La correspondance de Rudolf Steiner fait partie intégrante de la Gesamtausgabe (GA), l'édition complète de ses œuvres éditée par la Rudolf Steiner Nachlassverwaltung à Dornach, en Suisse. Lancée après sa mort en 1925, sous l'impulsion de Marie Steiner en 1943, cette entreprise monumentale atteint environ 450 volumes en avril 2026, avec une cérémonie de clôture prévue le 17 avril au Goetheanum. Les lettres, notes et fragments y occupent une place clé dans les sections d'archives posthumes. Pour nous éclairer, voici l'échange que nous avons eu avec Léopold Perrin qui s'est penché sur cette correspondance. 

Peut-on parler de l’histoire de ces lettres dont la rédaction s’étale sur presque un demi-siècle ?

Les lettres de Steiner couvrent sa vie active de 1880 à 1925, depuis ses débuts éditeur de Goethe jusqu'à ses dernières années anthroposophes. Un exemple notable est la correspondance avec la sculptrice Edith Maryon (1912-1924), publiée en français par les Éditions anthroposophiques romandes, qui révèle ses échanges artistiques et personnels sur le Goetheanum. Environ 2500 lettres sont recensées, avec des volumes dédiés par périodes (ex. : Briefwechsel 1901-1925). Le projet d'édition des six volumes complets est en cours finalisation.

S’agit-il d’écrits intimes, d’écrits du soi ?

Ces écrits révèlent des aspects intimes : diplomatie personnelle, influences philosophiques (Goethe, Nietzsche), collaborations (avec Marie ou Ita Wegman) et réflexions ésotériques sur l'anthroposophie. Par exemple, des lettres à Richard Specht (1890) montrent son amitié intellectuelle, tandis que d'autres expriment des tensions relationnelles ou des instructions spirituelles. Elles complètent ses conférences en apportant un ton direct, souvent adapté au destinataire, sans la structure publique de ses discours.

Intégrées à la GA (sections B et C pour essais et archives), plus de 350 volumes sont parus en allemand, dont la moitié traduits en français ; les trois derniers volumes de correspondance restent ouverts malgré la clôture générale en 2026. Des éditions thématiques existent, comme celle avec Edith Maryon (GA n° 284). Une édition numérique des notes est en chantier pour une accessibilité accrue.

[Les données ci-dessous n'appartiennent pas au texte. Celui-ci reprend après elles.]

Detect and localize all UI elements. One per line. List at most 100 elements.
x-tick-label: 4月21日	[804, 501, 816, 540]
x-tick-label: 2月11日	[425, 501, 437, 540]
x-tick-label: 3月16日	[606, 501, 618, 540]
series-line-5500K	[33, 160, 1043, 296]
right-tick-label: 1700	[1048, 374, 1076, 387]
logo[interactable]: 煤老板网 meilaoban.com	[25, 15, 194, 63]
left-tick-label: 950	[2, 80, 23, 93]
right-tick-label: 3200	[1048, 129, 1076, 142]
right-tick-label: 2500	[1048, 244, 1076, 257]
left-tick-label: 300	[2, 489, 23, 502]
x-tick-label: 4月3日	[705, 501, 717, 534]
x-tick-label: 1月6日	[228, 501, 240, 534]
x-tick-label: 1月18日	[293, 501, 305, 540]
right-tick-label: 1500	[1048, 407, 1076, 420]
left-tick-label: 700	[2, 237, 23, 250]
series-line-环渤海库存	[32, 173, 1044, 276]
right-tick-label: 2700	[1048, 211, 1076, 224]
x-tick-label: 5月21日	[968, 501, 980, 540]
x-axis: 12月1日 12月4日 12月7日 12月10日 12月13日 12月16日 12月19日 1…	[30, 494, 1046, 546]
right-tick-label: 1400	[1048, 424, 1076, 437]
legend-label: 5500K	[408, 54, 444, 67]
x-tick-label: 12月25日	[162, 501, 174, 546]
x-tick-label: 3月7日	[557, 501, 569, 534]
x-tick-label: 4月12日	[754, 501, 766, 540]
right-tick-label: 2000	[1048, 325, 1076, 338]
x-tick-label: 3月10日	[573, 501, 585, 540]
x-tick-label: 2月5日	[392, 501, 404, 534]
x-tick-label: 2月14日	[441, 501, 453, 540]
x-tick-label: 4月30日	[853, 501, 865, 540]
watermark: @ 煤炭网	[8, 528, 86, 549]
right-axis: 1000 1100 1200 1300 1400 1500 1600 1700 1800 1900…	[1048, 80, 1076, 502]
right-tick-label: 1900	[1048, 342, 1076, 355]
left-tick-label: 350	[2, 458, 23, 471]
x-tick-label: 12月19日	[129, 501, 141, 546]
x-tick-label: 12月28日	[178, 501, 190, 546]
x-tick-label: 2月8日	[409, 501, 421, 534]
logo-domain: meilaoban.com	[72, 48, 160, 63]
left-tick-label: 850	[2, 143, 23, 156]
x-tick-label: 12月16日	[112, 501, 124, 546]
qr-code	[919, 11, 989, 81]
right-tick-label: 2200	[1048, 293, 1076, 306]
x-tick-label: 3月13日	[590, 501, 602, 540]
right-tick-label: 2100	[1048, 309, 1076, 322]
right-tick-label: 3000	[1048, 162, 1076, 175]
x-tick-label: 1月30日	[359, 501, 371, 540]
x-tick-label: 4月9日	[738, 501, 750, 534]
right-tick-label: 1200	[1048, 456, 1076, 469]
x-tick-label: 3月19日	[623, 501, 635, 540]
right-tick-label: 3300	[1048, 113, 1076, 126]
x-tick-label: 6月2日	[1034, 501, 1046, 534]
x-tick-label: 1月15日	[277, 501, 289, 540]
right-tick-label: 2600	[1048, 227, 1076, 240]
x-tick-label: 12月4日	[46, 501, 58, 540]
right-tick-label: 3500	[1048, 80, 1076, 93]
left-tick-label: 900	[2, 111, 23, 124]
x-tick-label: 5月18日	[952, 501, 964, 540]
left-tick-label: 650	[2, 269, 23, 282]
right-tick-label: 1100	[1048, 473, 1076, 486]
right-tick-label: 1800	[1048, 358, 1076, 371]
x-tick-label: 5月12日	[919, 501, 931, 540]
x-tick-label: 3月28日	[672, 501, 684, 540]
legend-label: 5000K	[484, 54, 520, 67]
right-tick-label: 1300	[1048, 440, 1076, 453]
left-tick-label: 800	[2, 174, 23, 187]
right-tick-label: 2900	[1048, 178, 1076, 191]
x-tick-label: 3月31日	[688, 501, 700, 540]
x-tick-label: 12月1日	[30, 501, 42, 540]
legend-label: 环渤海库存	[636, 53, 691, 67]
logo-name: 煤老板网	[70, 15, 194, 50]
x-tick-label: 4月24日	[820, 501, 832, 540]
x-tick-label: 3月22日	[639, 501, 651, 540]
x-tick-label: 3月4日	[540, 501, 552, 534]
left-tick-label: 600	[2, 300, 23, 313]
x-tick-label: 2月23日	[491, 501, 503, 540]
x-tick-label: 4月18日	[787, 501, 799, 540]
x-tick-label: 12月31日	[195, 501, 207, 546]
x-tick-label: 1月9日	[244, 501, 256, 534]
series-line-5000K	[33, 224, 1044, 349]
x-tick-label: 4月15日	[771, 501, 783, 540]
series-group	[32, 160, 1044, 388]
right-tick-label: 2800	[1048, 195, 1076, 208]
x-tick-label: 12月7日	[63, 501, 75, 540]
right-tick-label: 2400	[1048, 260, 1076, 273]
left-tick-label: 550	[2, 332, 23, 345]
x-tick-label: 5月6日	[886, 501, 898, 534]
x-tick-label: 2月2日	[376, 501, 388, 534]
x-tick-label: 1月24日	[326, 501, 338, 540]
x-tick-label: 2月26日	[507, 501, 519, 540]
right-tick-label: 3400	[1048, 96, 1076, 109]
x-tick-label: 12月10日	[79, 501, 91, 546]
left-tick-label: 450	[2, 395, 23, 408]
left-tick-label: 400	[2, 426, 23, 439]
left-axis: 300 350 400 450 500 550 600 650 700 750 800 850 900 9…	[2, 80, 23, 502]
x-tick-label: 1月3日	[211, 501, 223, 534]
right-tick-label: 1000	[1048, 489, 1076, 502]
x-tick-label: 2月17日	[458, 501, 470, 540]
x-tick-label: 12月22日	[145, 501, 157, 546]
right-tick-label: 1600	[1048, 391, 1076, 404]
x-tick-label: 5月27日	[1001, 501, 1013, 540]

Quelle place cette correspondance occupe-t-elle dans l'œuvre de Steiner ?

La correspondance éclaire l'évolution de Steiner de philosophe (La Philosophie de la liberté, 1894) à fondateur de l'anthroposophie (1912), reliant écrits publiés, conférences (2000 sténographiées) et applications pratiques (écoles Waldorf, biodynamie). Elle humanise sa pensée trinitaire (pensée, sentiment, volonté) et montre son rôle de passeur entre théosophie et ésotérisme occidental structuré.

En 2026, ces textes gagnent en visibilité avec la fin de la GA, favorisant une lecture globale au-delà des extraits courants ; débats persistent sur leur héritage (écoles Steiner-Waldorf : 1092 mondialement). Controverses actuelles portent sur des aspects raciaux ou pseudoscientifiques signalés par la Miviludes en France.

Connaissez-vous le lectorat de cette correspondance ? Y-a-t-il une postérité pour elle ?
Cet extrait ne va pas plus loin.